Every day that I drive my car on the open road, I’m gambling that nobody will be texting, cross the center line and crash into my car, injuring or killing me. Every time a take a medication with a long list of possible negative side effects I’m gambling that I won’t be that rare individual who suffers breathing difficulties, muscle cramps or stroke.

Every time I’m undergoing surgery—my mastectomy or my recent hernia repair for example, I’m gambling that I’ll wake up and see my loved ones again.

Life it seems is all about risk taking.

But after a while we simply learn to accept it, since we often have no choice. I really needed that mastectomy to save my life after all. My options were few.

After my cancer diagnosis I consulted with two Oncologists in Hawaii where I was living, then flew to San Diego to get a second opinion from a physician highly regarded in his field. All recommended an aggressive chemotherapy along with tamoxifen, the drug of choice for many who deal with breast cancer.

I took into account many factors in what was really a relatively easy choice for me. I researched all of the pros and cons that go hand-in-hand with chemotherapy. I looked long and hard at my own personal beliefs about life, living and dying. I analyzed the long, difficult months my first wife experienced with massive medical intervention before succumbing to ovarian cancer at the age of 47. And finally, I just looked at the numbers. One specialist gave me a 70 percent chance of living 10 years if I did nothing and 80 percent if I entered into a long relationship with chemotherapy.

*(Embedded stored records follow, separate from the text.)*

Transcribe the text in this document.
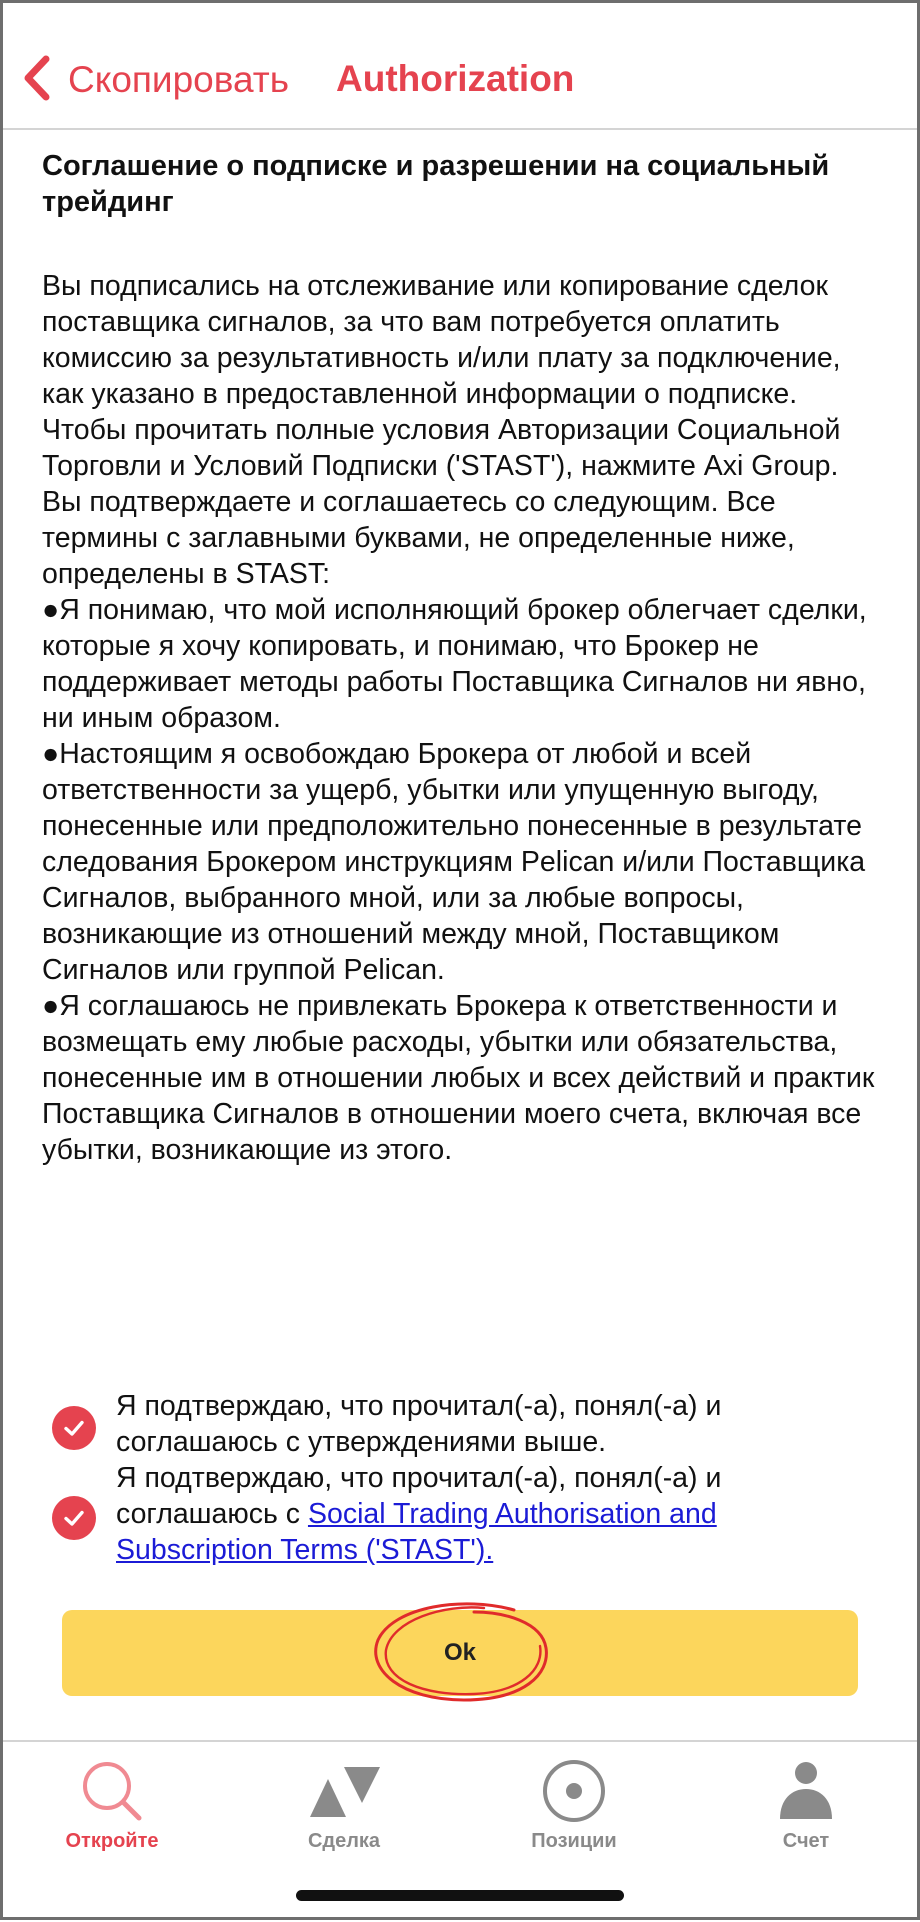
Скопировать Authorization
Соглашение о подписке и разрешении на социальный трейдинг

Вы подписались на отслеживание или копирование сделок поставщика сигналов, за что вам потребуется оплатить комиссию за результативность и/или плату за подключение, как указано в предоставленной информации о подписке. Чтобы прочитать полные условия Авторизации Социальной Торговли и Условий Подписки ('STAST'), нажмите Axi Group.

Вы подтверждаете и соглашаетесь со следующим. Все термины с заглавными буквами, не определенные ниже, определены в STAST:

● Я понимаю, что мой исполняющий брокер облегчает сделки, которые я хочу копировать, и понимаю, что Брокер не поддерживает методы работы Поставщика Сигналов ни явно, ни иным образом.

● Настоящим я освобождаю Брокера от любой и всей ответственности за ущерб, убытки или упущенную выгоду, понесенные или предположительно понесенные в результате следования Брокером инструкциям Pelican и/или Поставщика Сигналов, выбранного мной, или за любые вопросы, возникающие из отношений между мной, Поставщиком Сигналов или группой Pelican.

● Я соглашаюсь не привлекать Брокера к ответственности и возмещать ему любые расходы, убытки или обязательства, понесенные им в отношении любых и всех действий и практик Поставщика Сигналов в отношении моего счета, включая все убытки, возникающие из этого.

Я подтверждаю, что прочитал(-а), понял(-а) и соглашаюсь с утверждениями выше.
Я подтверждаю, что прочитал(-а), понял(-а) и соглашаюсь с Social Trading Authorisation and Subscription Terms ('STAST').
Ok
Откройте	Сделка	Позиции	Счет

I decided to gamble. This is not a decision I defend, advertise or advocate for others. Cancer and how we deal with it is a very personal choice.

So how we approach our relationship with cancer really boils down to measuring risk against benefit, and hoping we make the right choices. It really is a gamble.

But please don’t think I’m giving up and throwing in the towel, leaving my future and my life to chance. Far from it. Our options are crucial and our decisions life-changing, and it’s for that very reason that it becomes imperative for us to give serious thought to the significance of the choices we make. After all, the idea for cancer survivors is to win the game.

Even when the outcome is a bit of a gamble.